Turns out our hotel room in Boston was one of those places where I begged the kids not to drop their toothbrush on the floor.  The carpet was scary.  I avoided the bathroom until it was absolutely necessary.  There was an enormous moldy area on the bathroom ceiling.  The hallways had an unidentifiable, unpleasant odor.  The room layout was so strange that the only possibly way to set up the two air mattresses was to shove them on either side of the pullout bed.
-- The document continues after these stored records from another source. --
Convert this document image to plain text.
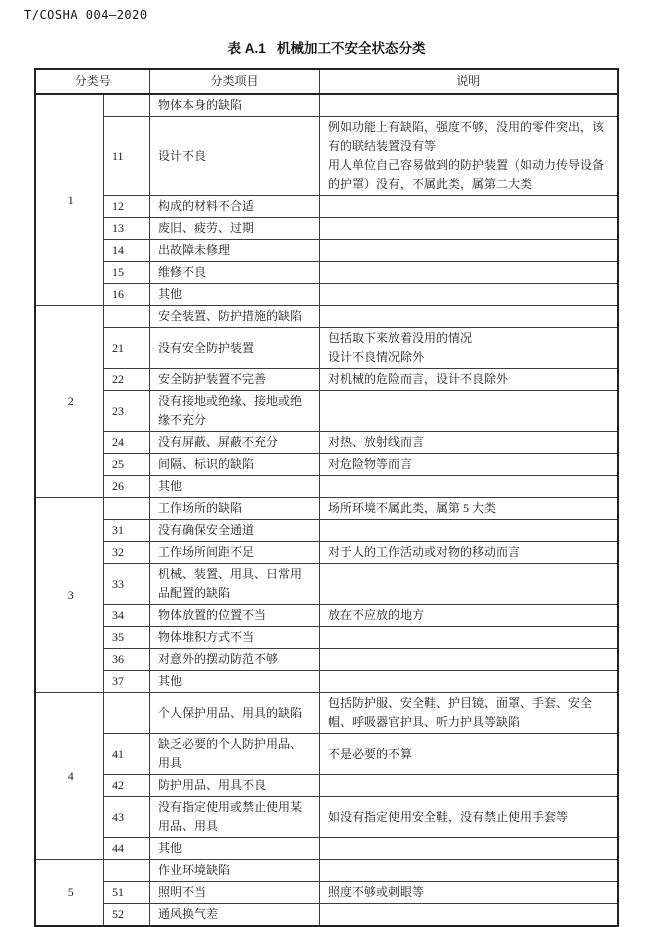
T/COSHA 004—2020
表 A.1   机械加工不安全状态分类
分类号		分类项目	说明
1		物体本身的缺陷	
	11	设计不良	例如功能上有缺陷，强度不够，没用的零件突出，该有的联结装置没有等
用人单位自己容易做到的防护装置（如动力传导设备的护罩）没有，不属此类，属第二大类

	12	构成的材料不合适	
	13	废旧、疲劳、过期	
	14	出故障未修理	
	15	维修不良	
	16	其他	
2		安全装置、防护措施的缺陷	
	21	没有安全防护装置	包括取下来放着没用的情况
设计不良情况除外

	22	安全防护装置不完善	对机械的危险而言，设计不良除外

	23	没有接地或绝缘、接地或绝缘不充分	
	24	没有屏蔽、屏蔽不充分	对热、放射线而言

	25	间隔、标识的缺陷	对危险物等而言

	26	其他	
3		工作场所的缺陷	场所环境不属此类，属第 5 大类

	31	没有确保安全通道	
	32	工作场所间距不足	对于人的工作活动或对物的移动而言

	33	机械、装置、用具、日常用品配置的缺陷	
	34	物体放置的位置不当	放在不应放的地方

	35	物体堆积方式不当	
	36	对意外的摆动防范不够	
	37	其他	
4		个人保护用品、用具的缺陷	包括防护服、安全鞋、护目镜、面罩、手套、安全帽、呼吸器官护具、听力护具等缺陷

	41	缺乏必要的个人防护用品、用具	不是必要的不算

	42	防护用品、用具不良	
	43	没有指定使用或禁止使用某用品、用具	如没有指定使用安全鞋，没有禁止使用手套等

	44	其他	
5		作业环境缺陷	
	51	照明不当	照度不够或刺眼等

	52	通风换气差	
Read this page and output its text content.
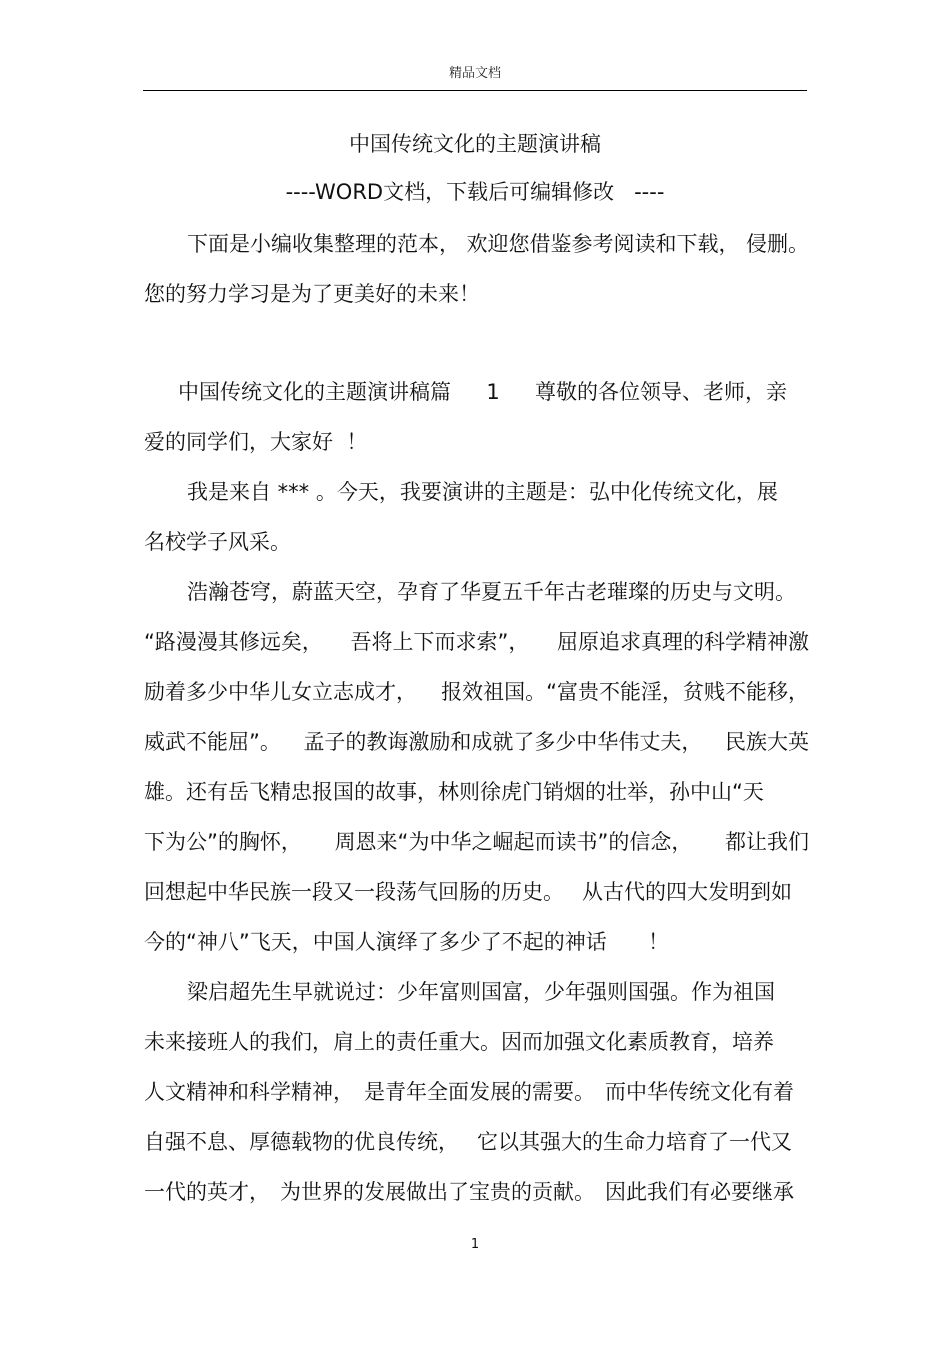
精品文档
中国传统文化的主题演讲稿
----WORD文档，下载后可编辑修改   ----
下面是小编收集整理的范本， 欢迎您借鉴参考阅读和下载， 侵删。
您的努力学习是为了更美好的未来！
中国传统文化的主题演讲稿篇 1 尊敬的各位领导、老师，亲
爱的同学们，大家好  ！
我是来自 *** 。今天，我要演讲的主题是：弘中化传统文化，展
名校学子风采。
浩瀚苍穹，蔚蓝天空，孕育了华夏五千年古老璀璨的历史与文明。
“路漫漫其修远矣， 吾将上下而求索”， 屈原追求真理的科学精神激
励着多少中华儿女立志成才， 报效祖国。“富贵不能淫，贫贱不能移，
威武不能屈”。 孟子的教诲激励和成就了多少中华伟丈夫， 民族大英
雄。还有岳飞精忠报国的故事，林则徐虎门销烟的壮举，孙中山“天
下为公”的胸怀， 周恩来“为中华之崛起而读书”的信念， 都让我们
回想起中华民族一段又一段荡气回肠的历史。 从古代的四大发明到如
今的“神八”飞天，中国人演绎了多少了不起的神话 ！
梁启超先生早就说过：少年富则国富，少年强则国强。作为祖国
未来接班人的我们，肩上的责任重大。因而加强文化素质教育，培养
人文精神和科学精神， 是青年全面发展的需要。 而中华传统文化有着
自强不息、厚德载物的优良传统， 它以其强大的生命力培育了一代又
一代的英才， 为世界的发展做出了宝贵的贡献。 因此我们有必要继承
1
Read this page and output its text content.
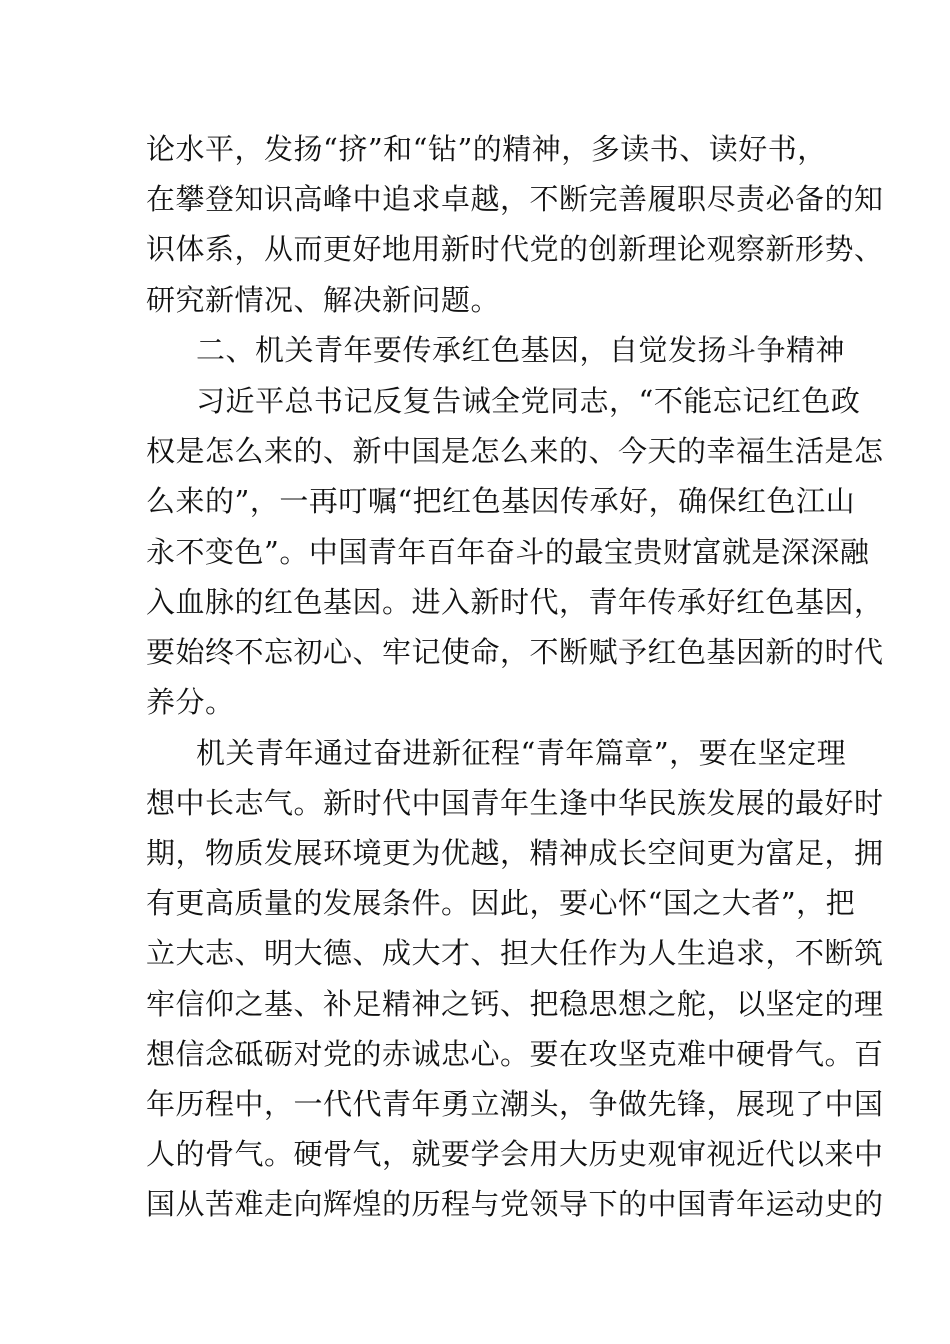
论水平，发扬“挤”和“钻”的精神，多读书、读好书，
在攀登知识高峰中追求卓越，不断完善履职尽责必备的知
识体系，从而更好地用新时代党的创新理论观察新形势、
研究新情况、解决新问题。
二、机关青年要传承红色基因，自觉发扬斗争精神
习近平总书记反复告诫全党同志，“不能忘记红色政
权是怎么来的、新中国是怎么来的、今天的幸福生活是怎
么来的”，一再叮嘱“把红色基因传承好，确保红色江山
永不变色”。中国青年百年奋斗的最宝贵财富就是深深融
入血脉的红色基因。进入新时代，青年传承好红色基因，
要始终不忘初心、牢记使命，不断赋予红色基因新的时代
养分。
机关青年通过奋进新征程“青年篇章”，要在坚定理
想中长志气。新时代中国青年生逢中华民族发展的最好时
期，物质发展环境更为优越，精神成长空间更为富足，拥
有更高质量的发展条件。因此，要心怀“国之大者”，把
立大志、明大德、成大才、担大任作为人生追求，不断筑
牢信仰之基、补足精神之钙、把稳思想之舵，以坚定的理
想信念砥砺对党的赤诚忠心。要在攻坚克难中硬骨气。百
年历程中，一代代青年勇立潮头，争做先锋，展现了中国
人的骨气。硬骨气，就要学会用大历史观审视近代以来中
国从苦难走向辉煌的历程与党领导下的中国青年运动史的
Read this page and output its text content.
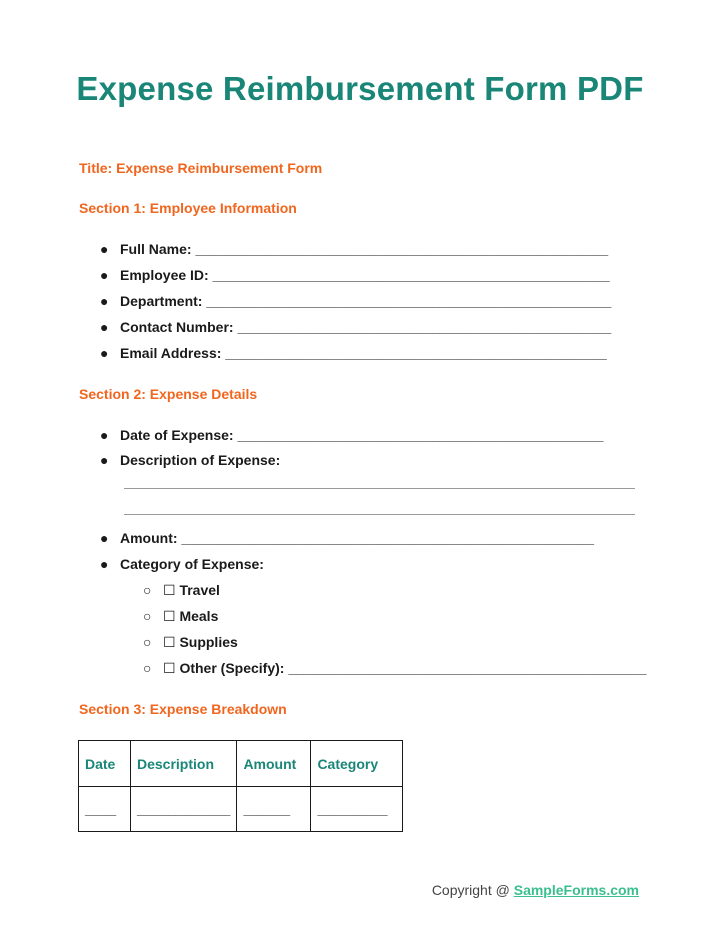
Expense Reimbursement Form PDF
Title: Expense Reimbursement Form
Section 1: Employee Information
● Full Name: _____________________________________________________
● Employee ID: ___________________________________________________
● Department: ____________________________________________________
● Contact Number: ________________________________________________
● Email Address: _________________________________________________
Section 2: Expense Details
● Date of Expense: _______________________________________________
● Description of Expense:
● Amount: _____________________________________________________
● Category of Expense:
○ ☐ Travel
○ ☐ Meals
○ ☐ Supplies
○ ☐ Other (Specify): ______________________________________________
Section 3: Expense Breakdown
Date	Description	Amount	Category
____	____________	______	_________
Copyright @ SampleForms.com
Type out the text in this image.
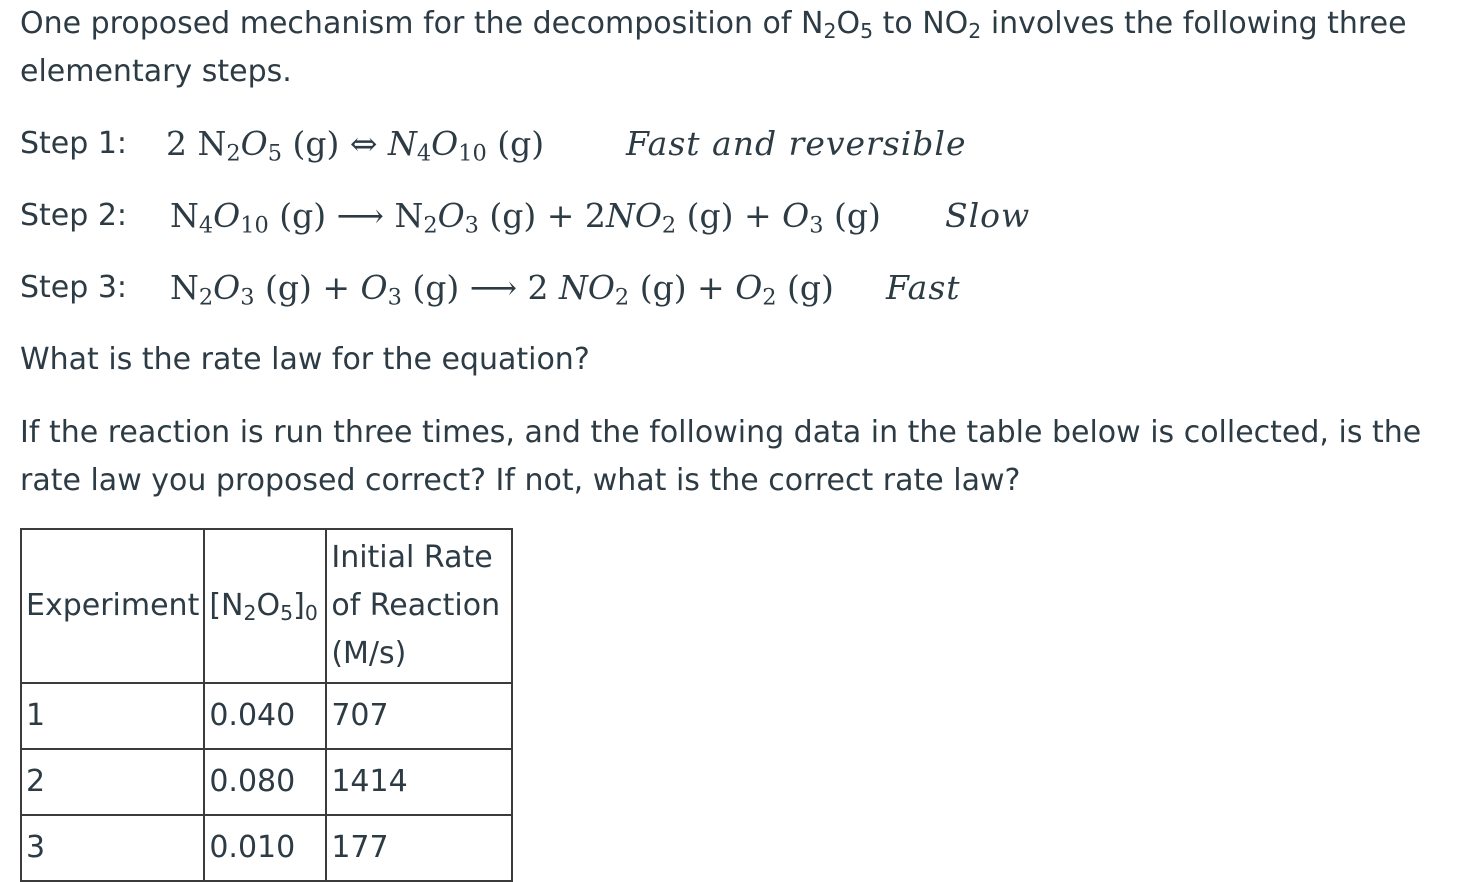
One proposed mechanism for the decomposition of $N_2O_5$ to $NO_2$ involves the following three elementary steps.

Step 1: 2 $N_2O_5$ (g) ⇔ $N_4O_{10}$ (g) Fast and reversible
Step 2: $N_4O_{10}$ (g) ⟶ $N_2O_3$ $(g) + 2NO_2$ $(g) + O_3$ (g) Slow
Step 3: $N_2O_3$ $(g) + O_3$ (g) ⟶ 2 $NO_2$ $(g) + O_2$ (g) Fast

What is the rate law for the equation?

If the reaction is run three times, and the following data in the table below is collected, is the rate law you proposed correct? If not, what is the correct rate law?

Experiment	$[N_2O_5]_0$	Initial Rate of Reaction (M/s)
1	0.040	707
2	0.080	1414
3	0.010	177
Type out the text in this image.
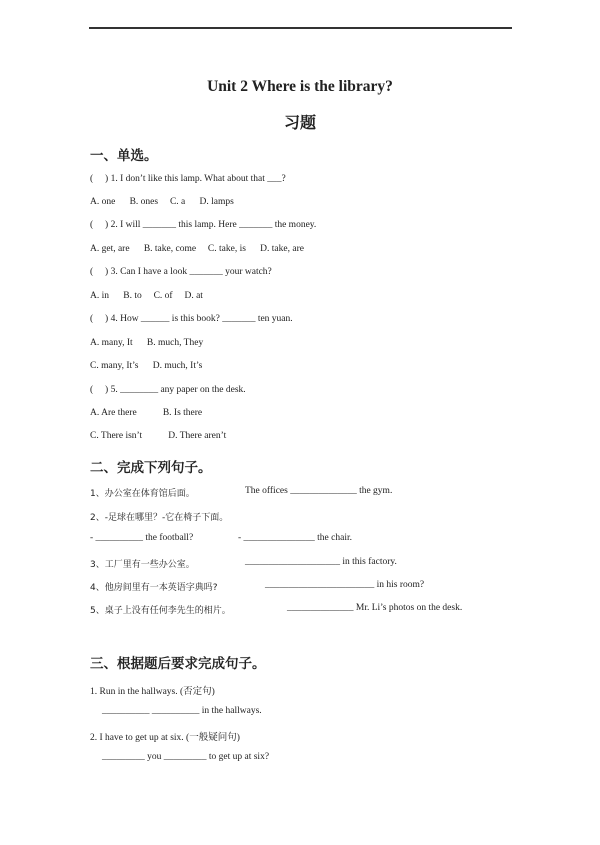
Unit 2 Where is the library?
习题
一、单选。
(     ) 1. I don’t like this lamp. What about that ___?
A. one      B. ones     C. a      D. lamps
(     ) 2. I will _______ this lamp. Here _______ the money.
A. get, are      B. take, come     C. take, is      D. take, are
(     ) 3. Can I have a look _______ your watch?
A. in      B. to     C. of     D. at
(     ) 4. How ______ is this book? _______ ten yuan.
A. many, It      B. much, They
C. many, It’s      D. much, It’s
(     ) 5. ________ any paper on the desk.
A. Are there           B. Is there
C. There isn’t           D. There aren’t
二、完成下列句子。
1、办公室在体育馆后面。	The offices ______________ the gym.
2、-足球在哪里？-它在椅子下面。
- __________ the football?	- _______________ the chair.
3、工厂里有一些办公室。	____________________ in this factory.
4、他房间里有一本英语字典吗?	_______________________ in his room?
5、桌子上没有任何李先生的相片。	______________ Mr. Li’s photos on the desk.
三、根据题后要求完成句子。
1. Run in the hallways. (否定句)
__________ __________ in the hallways.
2. I have to get up at six. (一般疑问句)
_________ you _________ to get up at six?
All our bags are on the pullout, but can you see how the two beds were around a set of half walls?  The bathroom (and I use the term loosely) was over to the right just before you got to the pullout.  We did required maintenance to come up and plunge the toilet at one point.  Embarrassing!  Don't stare at the carpet too long - cooties might jump thru your computer screen and land on you.  You've been warned!
In the middle of the night when I needed to use the bathroom, I did my best imitation of a kid in a bouncy house.  I was forced to step on an air mattress, do a partial cartwheel across the pullout, and take one last step on the other air mattress before sticking my landing on the questionable carpet near the bathroom door.

For our entire stay, Coach remained paranoid that we were going to be busted for housing too many family members in one room.  I assured him that the staff had already realized we had ignored fire code.  If they hadn't demanded that we buy a second room that first night, then they weren't going to bother.

We had been called out for doing the family-cram in a hotel room once.  We flew into Orlando for a visit to Disney World years ago.  We opted to stay at a hotel near the airport, since our flight was so late.  Why pay Disney rates to just sleep part of a night in a pricey hotel?  We hadn't considered the fact that the hotel employees would notice how many there were in our group when we utilized the free shuttle service from the hotel.  Oops.  At 11:30 at night, we were the only family in the shuttle.  Our cover was blown, and so was our budget.  The hotel manager informed us we would need two hotel rooms for our brief stay.  

I wished I was back in Disney, but alas - here we were in Boston.  The second night I awoke to Mini growling at Laddie to leave her alone.  His focus the entire trip was to torment her, so this was not a surprise.  He was on his phone and aiming the lit up screen at her sleeping face.  He was on the pullout with Reggie and she was on an air mattress.  Yes, you are not mistaken.  Lad is the oldest - the college kid.  Don't get me started!

After being awoken by Mini's cries for peace, I noticed how stuffy the room felt.  Then I realized I was sleeping in a pool of sweat.  The room had transformed into our own private sauna once we had fallen asleep.  I got up, messed with the AC, and told Mini to switch places with me.  I gave up my spot in the bed, because I knew there was no way I was going to go back to sleep anyway.  A bit later, Lad opted to take a shower and leave the sauna room to hang out in the hotel lobby.  The room was insufferable.

The next morning, we packed up our stuff.  I celebrated my last march across the carpet.  While the worker bee children hauled our bags downstairs with Coach, I approached the desk.  They agreed to take $100 off of our room charge for the second night because of the issue with the AC.  I learned that it wasn't just our room.  The entire hotel had lost AC.

Picturesque Boston College
While we had enjoyed the city of Boston, we had suffered thru Laddie's disruptive behavior and survived one of the top 10 worst hotel stays ever.  I was ready to wrap up this road trip.  We bid the city good-bye and headed to Boston College, where we had scheduled a tour. 

The 'Great White' - you can see the paint chip above the passenger door.
Boston College was very impressive.  After the tour as we stood next to the car in the parking garage eating the lunch that I whipped up from our coolers, I made an announcement.  'Unless one of you plans to get a sports scholarship here, none of you will ever attend this pricey place.'  I did appreciate the fact that the tour launched the college search process for Eddie.  They touched on important points in general about the application process for high school students.   

Serving lunch next to the car was easier than distributing food inside the car.  As anxious as we were to get to New York where we would drop Lad of at college, we didn't mind taking a few extra minutes before leaving.  That's when my tall husband noticed that the hotel valets had given us a lasting gift.  There near the roof above the passenger doors of the great white van was a substantial paint chip.  Perfect. 
This is a closeup of the paint chip.  It almost looks like Ferdinand from the children's book about the bull.  Bummer because otherwise our former-airport shuttle van is a real gem.